株式会社ミンテンテック

慢性炎症疾患×水素の可能性

2021/07/26

「慢性炎症疾患における水素の治療的応用の可能性:ミトコンドリアのストレスに対する抑制の可能性」(慶應義塾大学およびカルフォルニア大学バークレー校とMiZ(株)の論文)がスイスの国際科学誌・International Journal of Molecular Scienceのオンライン版に掲載
https://www.mdpi.com/1422-0067/22/5/2549

炎症は、身体を守る生体の防御反応です。 例えば、身体に侵入した細菌やウイルスと白血球が戦っているときに起こります。その炎症は急性のものと慢性のものがあります。

慢性的な炎症は、炎症を起こした組織に障害を与え、機能を低下させ、さらに過剰に作られた炎症性サイトカインは体内の他の組織にも働いて全身的に炎症が広がり、アルツハイマー病、うつ病、脳梗塞、心筋梗塞、喘息、糖尿病、肝硬変、アトピー性皮膚炎、関節リウマチ、がんなど様々な病気のもとになります。さらに病気だけでなく、肥満や老化も慢性炎症と関連があるとされています。
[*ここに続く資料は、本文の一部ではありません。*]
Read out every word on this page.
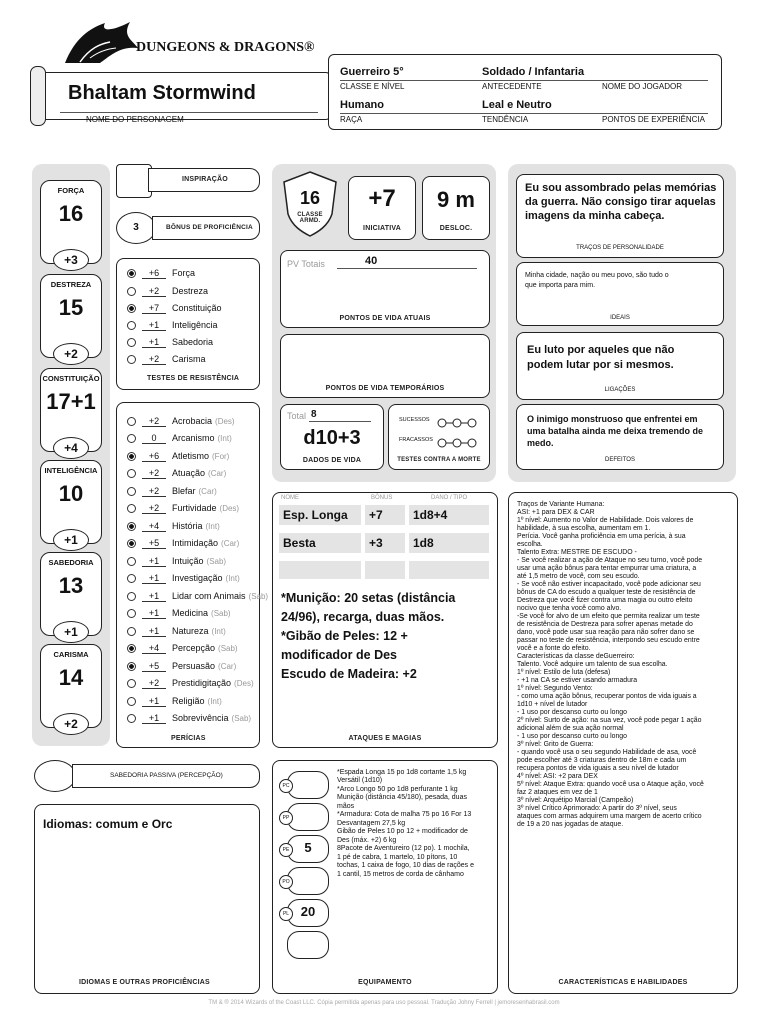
DUNGEONS & DRAGONS®
Bhaltam Stormwind
NOME DO PERSONAGEM
Guerreiro 5°	Soldado / Infantaria
CLASSE E NÍVEL	ANTECEDENTE	NOME DO JOGADOR
Humano	Leal e Neutro
RAÇA	TENDÊNCIA	PONTOS DE EXPERIÊNCIA
FORÇA
16
+3
DESTREZA
15
+2
CONSTITUIÇÃO
17+1
+4
INTELIGÊNCIA
10
+1
SABEDORIA
13
+1
CARISMA
14
+2
INSPIRAÇÃO
3	BÔNUS DE PROFICIÊNCIA
+6	Força
+2	Destreza
+7	Constituição
+1	Inteligência
+1	Sabedoria
+2	Carisma
TESTES DE RESISTÊNCIA
+2	Acrobacia (Des)
0	Arcanismo (Int)
+6	Atletismo (For)
+2	Atuação (Car)
+2	Blefar (Car)
+2	Furtividade (Des)
+4	História (Int)
+5	Intimidação (Car)
+1	Intuição (Sab)
+1	Investigação (Int)
+1	Lidar com Animais (Sab)
+1	Medicina (Sab)
+1	Natureza (Int)
+4	Percepção (Sab)
+5	Persuasão (Car)
+2	Prestidigitação (Des)
+1	Religião (Int)
+1	Sobrevivência (Sab)
PERÍCIAS
SABEDORIA PASSIVA (PERCEPÇÃO)
Idiomas: comum e Orc
IDIOMAS E OUTRAS PROFICIÊNCIAS
16
CLASSE ARMD.
+7
INICIATIVA
9 m
DESLOC.
PV Totais	40
PONTOS DE VIDA ATUAIS
PONTOS DE VIDA TEMPORÁRIOS
Total 8
d10+3
DADOS DE VIDA
SUCESSOS
FRACASSOS
TESTES CONTRA A MORTE
NOME	BÔNUS	DANO / TIPO
Esp. Longa +7	1d8+4
Besta	+3	1d8
*Munição: 20 setas (distância
24/96), recarga, duas mãos.
*Gibão de Peles: 12 +
modificador de Des
Escudo de Madeira: +2
ATAQUES E MAGIAS
PC
PP
PE	5
PO
PL 20
*Espada Longa 15 po 1d8 cortante 1,5 kg
Versátil (1d10)
*Arco Longo 50 po 1d8 perfurante 1 kg
Munição (distância 45/180), pesada, duas
mãos
*Armadura: Cota de malha 75 po 16 For 13
Desvantagem 27,5 kg
Gibão de Peles 10 po 12 + modificador de
Des (máx. +2) 6 kg
8Pacote de Aventureiro (12 po). 1 mochila,
1 pé de cabra, 1 martelo, 10 pítons, 10
tochas, 1 caixa de fogo, 10 dias de rações e
1 cantil, 15 metros de corda de cânhamo
EQUIPAMENTO
Eu sou assombrado pelas memórias da guerra. Não consigo tirar aquelas imagens da minha cabeça.
TRAÇOS DE PERSONALIDADE
Minha cidade, nação ou meu povo, são tudo o que importa para mim.
IDEAIS
Eu luto por aqueles que não podem lutar por si mesmos.
LIGAÇÕES
O inimigo monstruoso que enfrentei em uma batalha ainda me deixa tremendo de medo.
DEFEITOS
Traços de Variante Humana:
ASI: +1 para DEX & CAR
1º nível: Aumento no Valor de Habilidade. Dois valores de
habilidade, à sua escolha, aumentam em 1.
Perícia. Você ganha proficiência em uma perícia, à sua
escolha.
Talento Extra: MESTRE DE ESCUDO -
- Se você realizar a ação de Ataque no seu turno, você pode
usar uma ação bônus para tentar empurrar uma criatura, a
até 1,5 metro de você, com seu escudo.
- Se você não estiver incapacitado, você pode adicionar seu
bônus de CA do escudo a qualquer teste de resistência de
Destreza que você fizer contra uma magia ou outro efeito
nocivo que tenha você como alvo.
-Se você for alvo de um efeito que permita realizar um teste
de resistência de Destreza para sofrer apenas metade do
dano, você pode usar sua reação para não sofrer dano se
passar no teste de resistência, interpondo seu escudo entre
você e a fonte do efeito.
Características da classe deGuerreiro:
Talento. Você adquire um talento de sua escolha.
1º nível: Estilo de luta (defesa)
- +1 na CA se estiver usando armadura
1º nível: Segundo Vento:
- como uma ação bônus, recuperar pontos de vida iguais a
1d10 + nível de lutador
- 1 uso por descanso curto ou longo
2º nível: Surto de ação: na sua vez, você pode pegar 1 ação
adicional além de sua ação normal
- 1 uso por descanso curto ou longo
3º nível: Grito de Guerra:
- quando você usa o seu segundo Habilidade de asa, você
pode escolher até 3 criaturas dentro de 18m e cada um
recupera pontos de vida iguais a seu nível de lutador
4º nível: ASI: +2 para DEX
5º nível: Ataque Extra: quando você usa o Ataque ação, você
faz 2 ataques em vez de 1
3º nível: Arquétipo Marcial (Campeão)
3º nível Crítico Aprimorado: A partir do 3º nível, seus
ataques com armas adquirem uma margem de acerto crítico
de 19 a 20 nas jogadas de ataque.
CARACTERÍSTICAS E HABILIDADES
TM & ® 2014 Wizards of the Coast LLC. Cópia permitida apenas para uso pessoal. Tradução Johny Ferrell | jemoresenhabrasil.com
これまでは、水素は過剰な活性酸素を消去することで炎症を抑制するメカニズムが報告されていますが、活性酸素の中身については調査されておりませんでした。活性酸素には悪玉活性酸素と善玉活性酸素があり、悪玉に属するヒドロキシルラジカルは酸化力が強いため、DNAの障害を起こします。そのヒドロキシルラジカルはミトコンドリアから産まれ、ミトコンドリアDNAを損傷したり、細胞死を誘発します。水素はヒドロキシルラジカルだけを選択し、消去します。水素はこのミトコンドリアDNAの酸化障害を抑制することが水素による急性炎症や慢性炎症の抑制効果のメカニズムなのではないか、と考えました。これからさらに研究が必要となってきますが、水素の医療応用は慢性炎症性疾患の問題を解決する可能性があり、そして老化をも抑制する可能性を秘めています。